As I have finally gotten my little man in bed and asleep, I'm taken back to a time when excitement was waking up to a fresh new day.
The first winter's snow you couldn't wait to get outside and play in. The caterpillar climbing up the branch of a tree was new to us, then learning how it turned into a butterfly. Trying to catch the fireflies on a warm summer's night and putting them in jars to watch them light up. The first day of school, the first A on your math test, the first day of spring break, graduation. Why do you lose the excitement as you grow older?
Life? People tend to blame their loss of excitement to life itself. Life doesn't make you bitter, life throws you lemons, yes, but what do you do with them is what makes lemonade or withered up lemons. I've had a hard life. A lot harder than some people, not as hard as others. I grew up the oldest of 3, worked my way through college, married, worked my husband through college, worked, had a baby, stay at home with the baby. In between I bought a house and 2 cars by the time I was 22 years old. Life didn't make me bitter. I'm still sitting up with my 5 year old watching out the window for a glance of that first snow flake. Granted when it accumulates and I have to drive in it, that excitement goes out the window. But I am his biggest fan and he is my biggest fan. He gets excited when he sees me excel in karate and I'm excited when he excels. If you want to know what excitement is, look into his face when he gets his new stripe on his belt. Look into his face when it snows. Look into his face when he gets to buy his own book or toy at the store. Look into his face when he walks his new doggie. Look into his face when he sees something new and different. He is my bread and butter, the next generation to walk on this Earth. He is my excitement, everything I wished I could be and everything I am wrapped up into a little 5 year old body. How can you not be excited??

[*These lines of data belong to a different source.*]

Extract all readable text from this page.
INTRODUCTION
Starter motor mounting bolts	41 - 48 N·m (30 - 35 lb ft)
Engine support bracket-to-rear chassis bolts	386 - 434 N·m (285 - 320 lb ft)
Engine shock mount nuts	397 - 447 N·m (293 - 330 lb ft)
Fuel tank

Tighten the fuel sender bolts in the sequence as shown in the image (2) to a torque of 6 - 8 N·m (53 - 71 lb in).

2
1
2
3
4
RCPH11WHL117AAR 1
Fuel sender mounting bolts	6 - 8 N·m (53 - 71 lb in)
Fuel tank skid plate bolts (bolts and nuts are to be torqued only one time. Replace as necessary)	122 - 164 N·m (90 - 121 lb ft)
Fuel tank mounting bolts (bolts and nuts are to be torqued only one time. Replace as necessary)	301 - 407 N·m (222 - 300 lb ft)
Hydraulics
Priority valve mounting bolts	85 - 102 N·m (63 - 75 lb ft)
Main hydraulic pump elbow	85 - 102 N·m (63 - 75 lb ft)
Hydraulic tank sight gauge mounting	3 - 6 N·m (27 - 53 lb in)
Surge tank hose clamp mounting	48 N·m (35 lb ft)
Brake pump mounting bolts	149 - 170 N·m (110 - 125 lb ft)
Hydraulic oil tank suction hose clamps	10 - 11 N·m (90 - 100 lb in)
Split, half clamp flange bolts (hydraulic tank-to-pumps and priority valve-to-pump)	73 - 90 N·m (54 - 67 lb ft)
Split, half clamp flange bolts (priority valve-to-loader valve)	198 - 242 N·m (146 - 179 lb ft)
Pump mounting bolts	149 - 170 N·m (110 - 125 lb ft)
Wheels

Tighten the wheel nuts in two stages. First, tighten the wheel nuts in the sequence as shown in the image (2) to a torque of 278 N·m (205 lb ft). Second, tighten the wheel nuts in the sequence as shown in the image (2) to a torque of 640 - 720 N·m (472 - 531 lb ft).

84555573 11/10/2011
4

I have been working on me for 4 years now, and the thing that I keep coming up with is I'm losing my child like quality. I'm maturing and growing but losing hold of that wonder. I have to make a conscious effort to praise my son each day. I'm working on me. I'm not done yet and won't be for another 60+ years. I spend a lot of time with kids, and slowly they are teaching. Teaching me how to regain my ease at acting crazy, relieve the awkwardness of performing in front of people and most of all, they are teaching me how to have fun doing the thing you love, karate. How can you not be excited to be able to do what you love and love what you do?